A Porto Alegre, la capitale régionale de 1,5 million d’habitants, la catastrophe sera « sans précédent », a prévenu le gouverneur Eduardo Leite. Selon lui, l’État du Rio Grande do Sul connaît le « la pire catastrophe climatique de son histoire ». Au moins quatre barrages “sont dans une situation d’urgence, avec un risque de rupture”ont alerté les autorités locales.

Plus de 250 localités sont touchées depuis plusieurs jours par des tempêtes et orages dévastateurs. Le dernier décompte des autorités fait état de quelque 351 000 victimes. Au total, 23 600 personnes ont dû quitter leur domicile.

Le président brésilien Luiz Inacio Lula da Silva s’est rendu jeudi dans la région, promettant qu’il ne manquerait pas de ” moyens “ humaine ou matérielle face à cette tragédie. Le gouvernement fédéral s’est engagé à envoyer des hélicoptères et des bateaux, ainsi que plus de 600 militaires, pour renforcer les opérations de secours et la distribution de nourriture.

« Les empreintes digitales de la crise climatique »

Les prévisions météorologiques sont inquiétantes, des pluies de “extrême gravité” devrait persister jusqu’à dimanche, selon la Défense civile, qui a également mis en garde contre le risque de débordement d’un autre fleuve, le fleuve Uruguay.

Des centaines de milliers de personnes se sont retrouvées sans électricité. L’approvisionnement en eau est également compromis dans de nombreuses localités, tout comme l’accès à Internet ou au réseau de téléphonie mobile.

Le Rio Grande do Sul a déjà été frappé à plusieurs reprises par des intempéries meurtrières, notamment en septembre, où 31 personnes sont mortes après le passage d’un cyclone dévastateur.
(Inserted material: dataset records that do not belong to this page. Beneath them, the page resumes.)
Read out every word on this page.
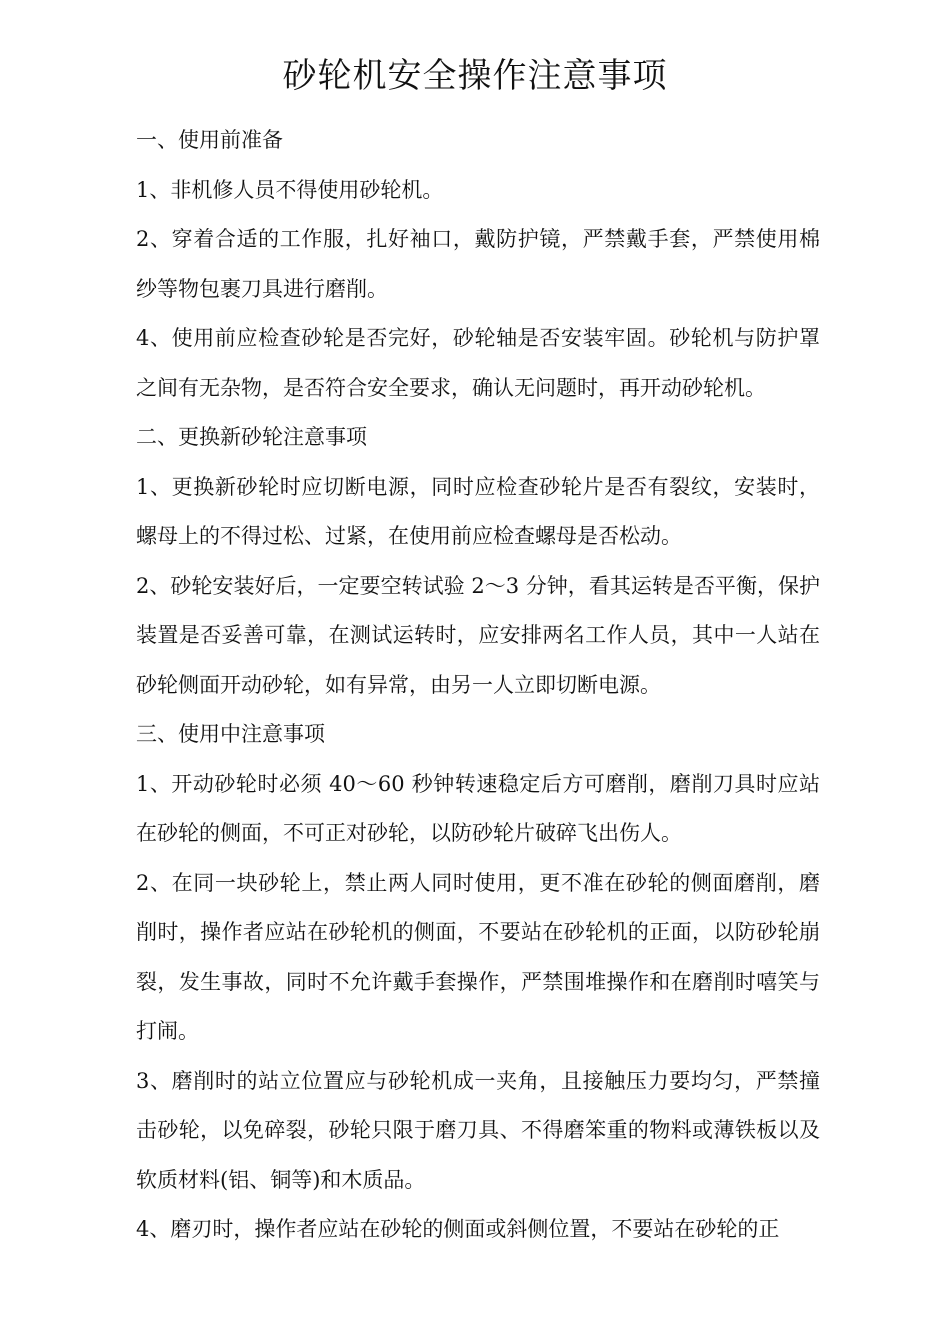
砂轮机安全操作注意事项

一、使用前准备

1、非机修人员不得使用砂轮机。

2、穿着合适的工作服，扎好袖口，戴防护镜，严禁戴手套，严禁使用棉纱等物包裹刀具进行磨削。

4、使用前应检查砂轮是否完好，砂轮轴是否安装牢固。砂轮机与防护罩之间有无杂物，是否符合安全要求，确认无问题时，再开动砂轮机。

二、更换新砂轮注意事项

1、更换新砂轮时应切断电源，同时应检查砂轮片是否有裂纹，安装时，螺母上的不得过松、过紧，在使用前应检查螺母是否松动。

2、砂轮安装好后，一定要空转试验 2～3 分钟，看其运转是否平衡，保护装置是否妥善可靠，在测试运转时，应安排两名工作人员，其中一人站在砂轮侧面开动砂轮，如有异常，由另一人立即切断电源。

三、使用中注意事项

1、开动砂轮时必须 40～60 秒钟转速稳定后方可磨削，磨削刀具时应站在砂轮的侧面，不可正对砂轮，以防砂轮片破碎飞出伤人。

2、在同一块砂轮上，禁止两人同时使用，更不准在砂轮的侧面磨削，磨削时，操作者应站在砂轮机的侧面，不要站在砂轮机的正面，以防砂轮崩裂，发生事故，同时不允许戴手套操作，严禁围堆操作和在磨削时嘻笑与打闹。

3、磨削时的站立位置应与砂轮机成一夹角，且接触压力要均匀，严禁撞击砂轮，以免碎裂，砂轮只限于磨刀具、不得磨笨重的物料或薄铁板以及软质材料(铝、铜等)和木质品。

4、磨刃时，操作者应站在砂轮的侧面或斜侧位置，不要站在砂轮的正
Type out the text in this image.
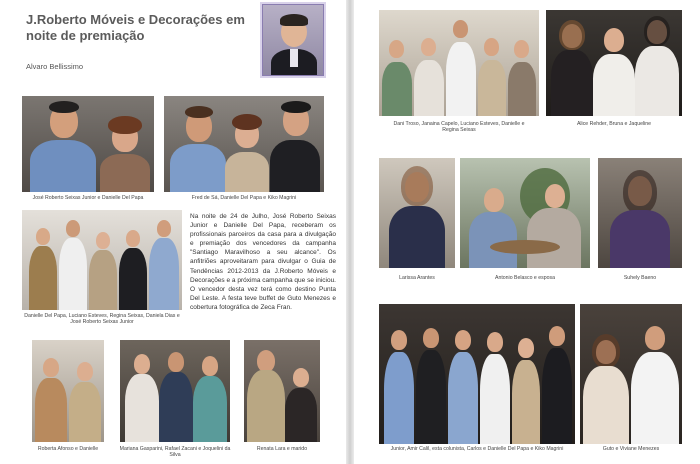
J.Roberto Móveis e Decorações em noite de premiação
Alvaro Bellissimo
José Roberto Seixas Junior e Danielle Del Papa	Fred de Sá, Danielle Del Papa e Kiko Magrini
Danielle Del Papa, Luciano Esteves, Regina Seixas, Daniela Dias e José Roberto Seixas Junior

Na noite de 24 de Julho, José Roberto Seixas Junior e Danielle Del Papa, receberam os profissionais parceiros da casa para a divulgação e premiação dos vencedores da campanha "Santiago Maravilhoso a seu alcance". Os anfitriões aproveitaram para divulgar o Guia de Tendências 2012-2013 da J.Roberto Móveis e Decorações e a próxima campanha que se iniciou. O vencedor desta vez terá como destino Punta Del Leste. A festa teve buffet de Guto Menezes e cobertura fotográfica de Zeca Fran.

Roberta Afonso e Danielle	Mariana Gasparini, Rafael Zacani e Joquelini da Silva
Renata Lara e marido
Dani Troso, Janaina Capelo, Luciano Esteves, Danielle e Regina Seixas
Alice Rehder, Bruna e Jaqueline
Larissa Arantes	Antonio Belasco e esposa	Suhely Baeno
Junior, Amir Calil, esta colunista, Carlos e Danielle Del Papa e Kiko Magrini	Guto e Viviane Menezes
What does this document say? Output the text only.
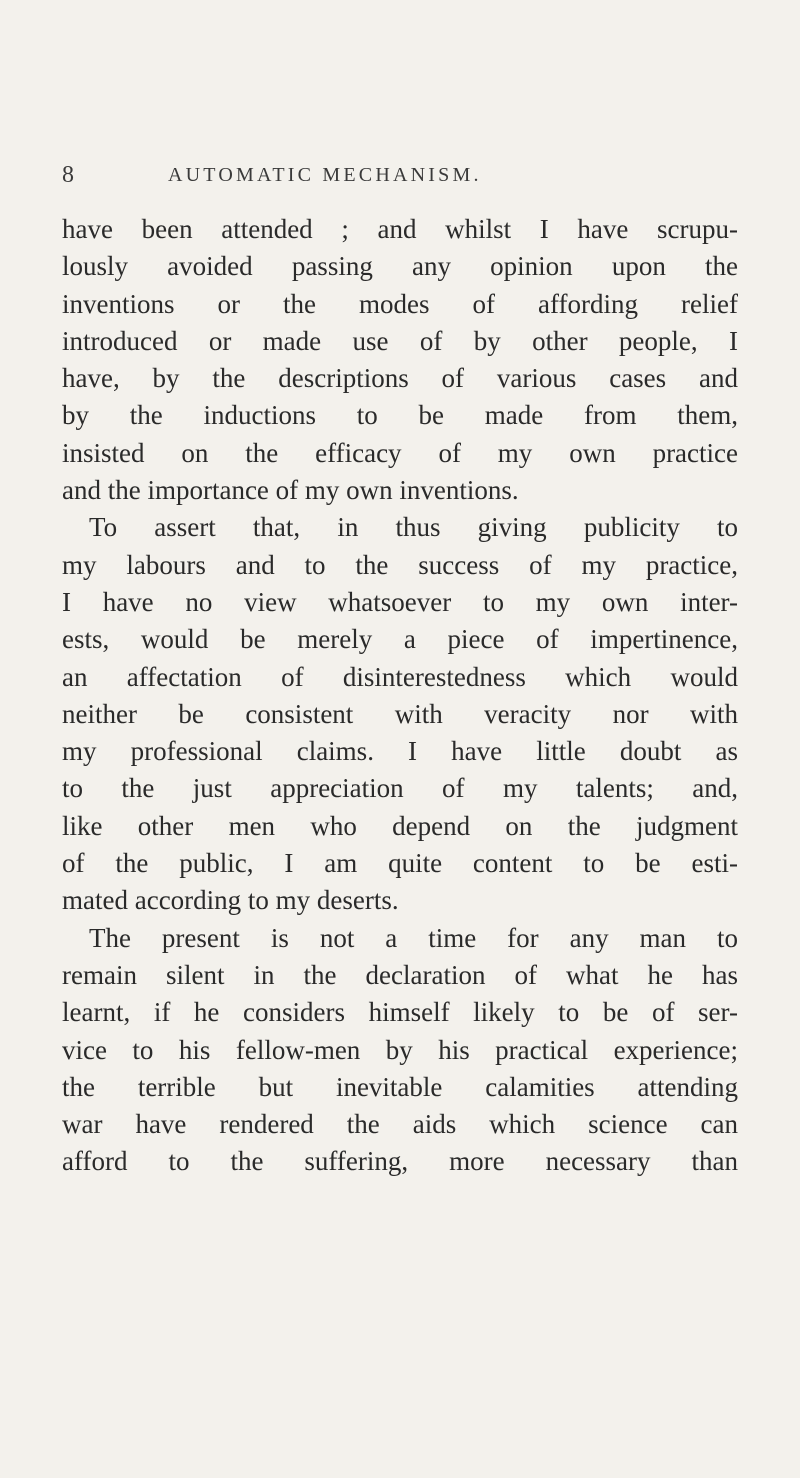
8	AUTOMATIC MECHANISM.
have been attended ; and whilst I have scrupu-
lously avoided passing any opinion upon the
inventions or the modes of affording relief
introduced or made use of by other people, I
have, by the descriptions of various cases and
by the inductions to be made from them,
insisted on the efficacy of my own practice
and the importance of my own inventions.
To assert that, in thus giving publicity to
my labours and to the success of my practice,
I have no view whatsoever to my own inter-
ests, would be merely a piece of impertinence,
an affectation of disinterestedness which would
neither be consistent with veracity nor with
my professional claims. I have little doubt as
to the just appreciation of my talents; and,
like other men who depend on the judgment
of the public, I am quite content to be esti-
mated according to my deserts.
The present is not a time for any man to
remain silent in the declaration of what he has
learnt, if he considers himself likely to be of ser-
vice to his fellow-men by his practical experience;
the terrible but inevitable calamities attending
war have rendered the aids which science can
afford to the suffering, more necessary than
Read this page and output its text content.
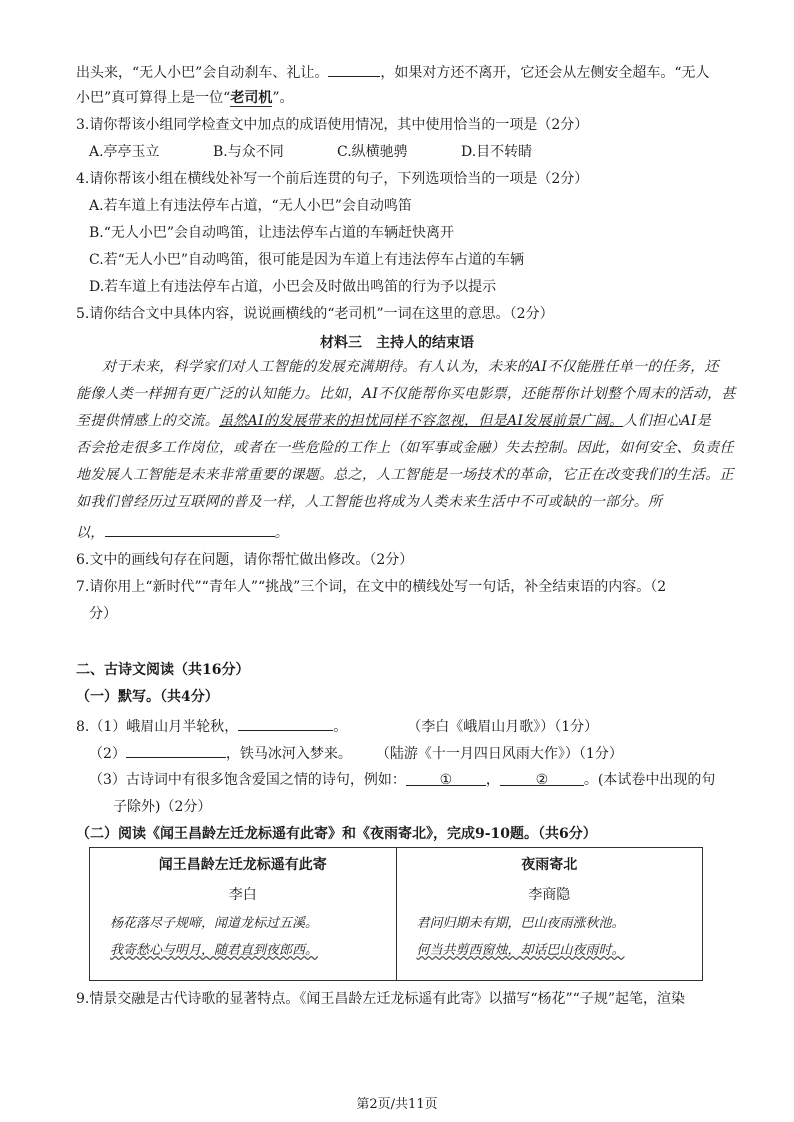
出头来，“无人小巴”会自动刹车、礼让。	，如果对方还不离开，它还会从左侧安全超车。“无人
小巴”真可算得上是一位“老司机”。
3.请你帮该小组同学检查文中加点的成语使用情况，其中使用恰当的一项是（2分）
A.亭亭玉立	B.与众不同	C.纵横驰骋	D.目不转睛
4.请你帮该小组在横线处补写一个前后连贯的句子，下列选项恰当的一项是（2分）
A.若车道上有违法停车占道，“无人小巴”会自动鸣笛
B.“无人小巴”会自动鸣笛，让违法停车占道的车辆赶快离开
C.若“无人小巴”自动鸣笛，很可能是因为车道上有违法停车占道的车辆
D.若车道上有违法停车占道，小巴会及时做出鸣笛的行为予以提示
5.请你结合文中具体内容，说说画横线的“老司机”一词在这里的意思。（2分）
材料三　主持人的结束语
对于未来，科学家们对人工智能的发展充满期待。有人认为，未来的AI不仅能胜任单一的任务，还
能像人类一样拥有更广泛的认知能力。比如，AI不仅能帮你买电影票，还能帮你计划整个周末的活动，甚
至提供情感上的交流。虽然AI的发展带来的担忧同样不容忽视，但是AI发展前景广阔。人们担心AI是
否会抢走很多工作岗位，或者在一些危险的工作上（如军事或金融）失去控制。因此，如何安全、负责任
地发展人工智能是未来非常重要的课题。总之，人工智能是一场技术的革命，它正在改变我们的生活。正
如我们曾经历过互联网的普及一样，人工智能也将成为人类未来生活中不可或缺的一部分。所
以，	。
6.文中的画线句存在问题，请你帮忙做出修改。（2分）
7.请你用上“新时代”“青年人”“挑战”三个词，在文中的横线处写一句话，补全结束语的内容。（2
分）
二、古诗文阅读（共16分）
（一）默写。（共4分）
8.（1）峨眉山月半轮秋，	。	（李白《峨眉山月歌》）（1分）
（2）	，铁马冰河入梦来。 （陆游《十一月四日风雨大作》）（1分）
（3）古诗词中有很多饱含爱国之情的诗句，例如： ① ，	②	。(本试卷中出现的句
子除外)（2分）
（二）阅读《闻王昌龄左迁龙标遥有此寄》和《夜雨寄北》，完成9-10题。（共6分）
闻王昌龄左迁龙标遥有此寄
李白
杨花落尽子规啼，闻道龙标过五溪。
我寄愁心与明月，随君直到夜郎西。

夜雨寄北
李商隐
君问归期未有期，巴山夜雨涨秋池。
何当共剪西窗烛，却话巴山夜雨时。
9.情景交融是古代诗歌的显著特点。《闻王昌龄左迁龙标遥有此寄》以描写“杨花”“子规”起笔，渲染
第2页/共11页
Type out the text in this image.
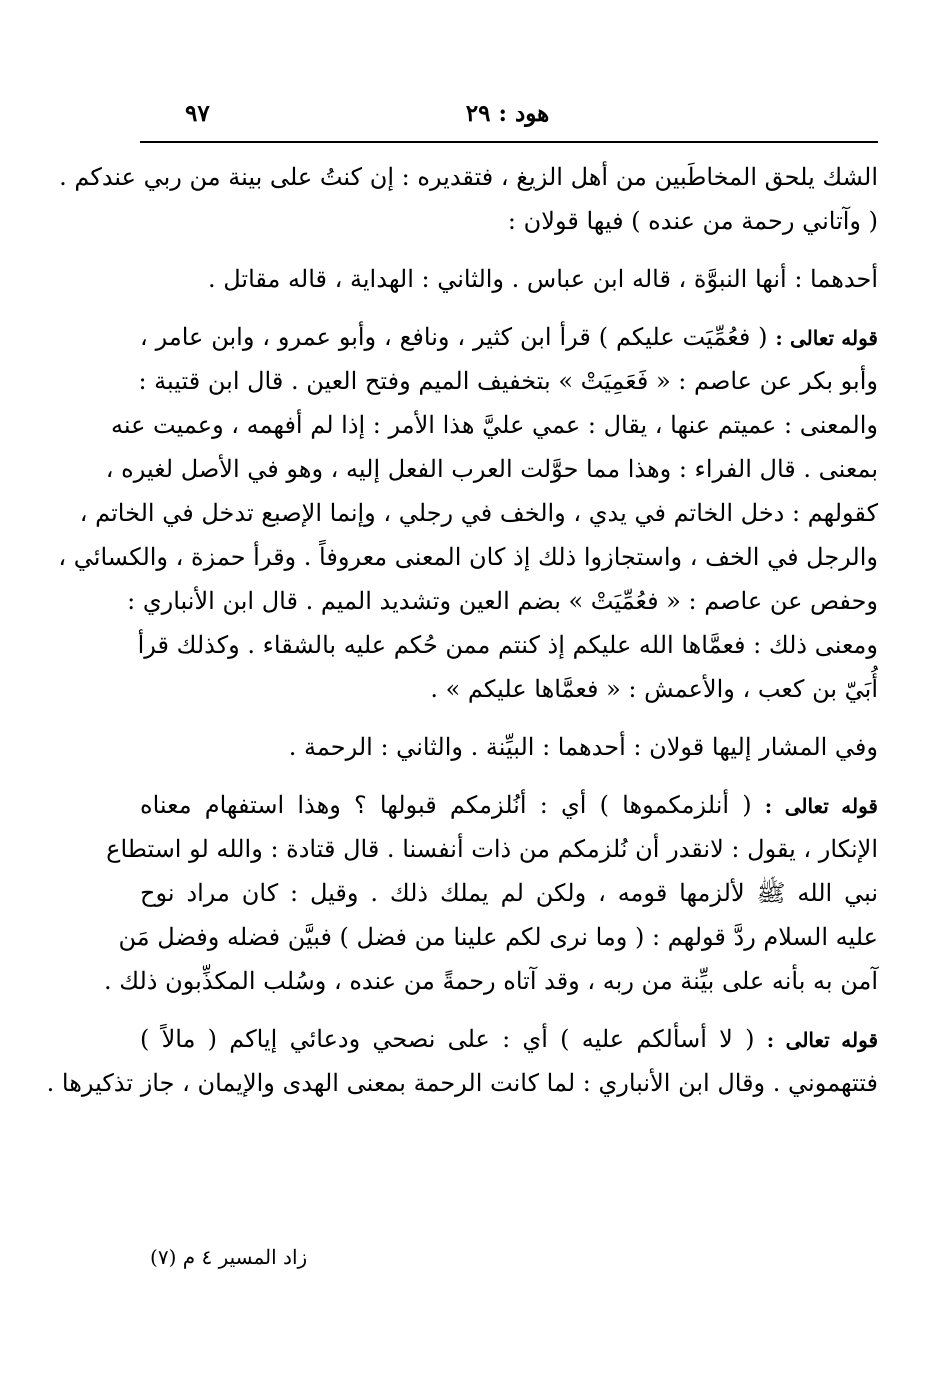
٩٧	هود : ٢٩
الشك يلحق المخاطَبين من أهل الزيغ ، فتقديره : إن كنتُ على بينة من ربي عندكم .
( وآتاني رحمة من عنده ) فيها قولان :
أحدهما : أنها النبوَّة ، قاله ابن عباس . والثاني : الهداية ، قاله مقاتل .
قوله تعالى : ( فعُمِّيَت عليكم ) قرأ ابن كثير ، ونافع ، وأبو عمرو ، وابن عامر ،
وأبو بكر عن عاصم : « فَعَمِيَتْ » بتخفيف الميم وفتح العين . قال ابن قتيبة :
والمعنى : عميتم عنها ، يقال : عمي عليَّ هذا الأمر : إذا لم أفهمه ، وعميت عنه
بمعنى . قال الفراء : وهذا مما حوَّلت العرب الفعل إليه ، وهو في الأصل لغيره ،
كقولهم : دخل الخاتم في يدي ، والخف في رجلي ، وإنما الإصبع تدخل في الخاتم ،
والرجل في الخف ، واستجازوا ذلك إذ كان المعنى معروفاً . وقرأ حمزة ، والكسائي ،
وحفص عن عاصم : « فعُمِّيَتْ » بضم العين وتشديد الميم . قال ابن الأنباري :
ومعنى ذلك : فعمَّاها الله عليكم إذ كنتم ممن حُكم عليه بالشقاء . وكذلك قرأ
أُبَيّ بن كعب ، والأعمش : « فعمَّاها عليكم » .
وفي المشار إليها قولان : أحدهما : البيِّنة . والثاني : الرحمة .
قوله تعالى : ( أنلزمكموها ) أي : أنُلزمكم قبولها ؟ وهذا استفهام معناه
الإنكار ، يقول : لانقدر أن نُلزمكم من ذات أنفسنا . قال قتادة : والله لو استطاع
نبي الله ﷺ لألزمها قومه ، ولكن لم يملك ذلك . وقيل : كان مراد نوح
عليه السلام ردَّ قولهم : ( وما نرى لكم علينا من فضل ) فبيَّن فضله وفضل مَن
آمن به بأنه على بيِّنة من ربه ، وقد آتاه رحمةً من عنده ، وسُلب المكذِّبون ذلك .
قوله تعالى : ( لا أسألكم عليه ) أي : على نصحي ودعائي إياكم ( مالاً )
فتتهموني . وقال ابن الأنباري : لما كانت الرحمة بمعنى الهدى والإيمان ، جاز تذكيرها .
زاد المسير ٤ م (٧)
Selon les experts, ces phénomènes météorologiques extrêmes ont augmenté en fréquence et en intensité avec le réchauffement climatique.

Le Brésil a connu l’année dernière une sécheresse historique dans le nord du pays et le nombre d’incendies de forêt a atteint un record de janvier à avril, avec plus de 17 000 foyers enregistrés dans tout le pays, dont plus de la moitié en Amazonie.

« Pluie au sud, feu au nord (…). Ces deux tragédies portent les empreintes de la crise climatique. Le gouvernement doit prendre des mesures urgentes pour éviter que la situation ne s’aggrave encore. »a alerté le collectif d’ONG Observatoire du Climat dans un communiqué.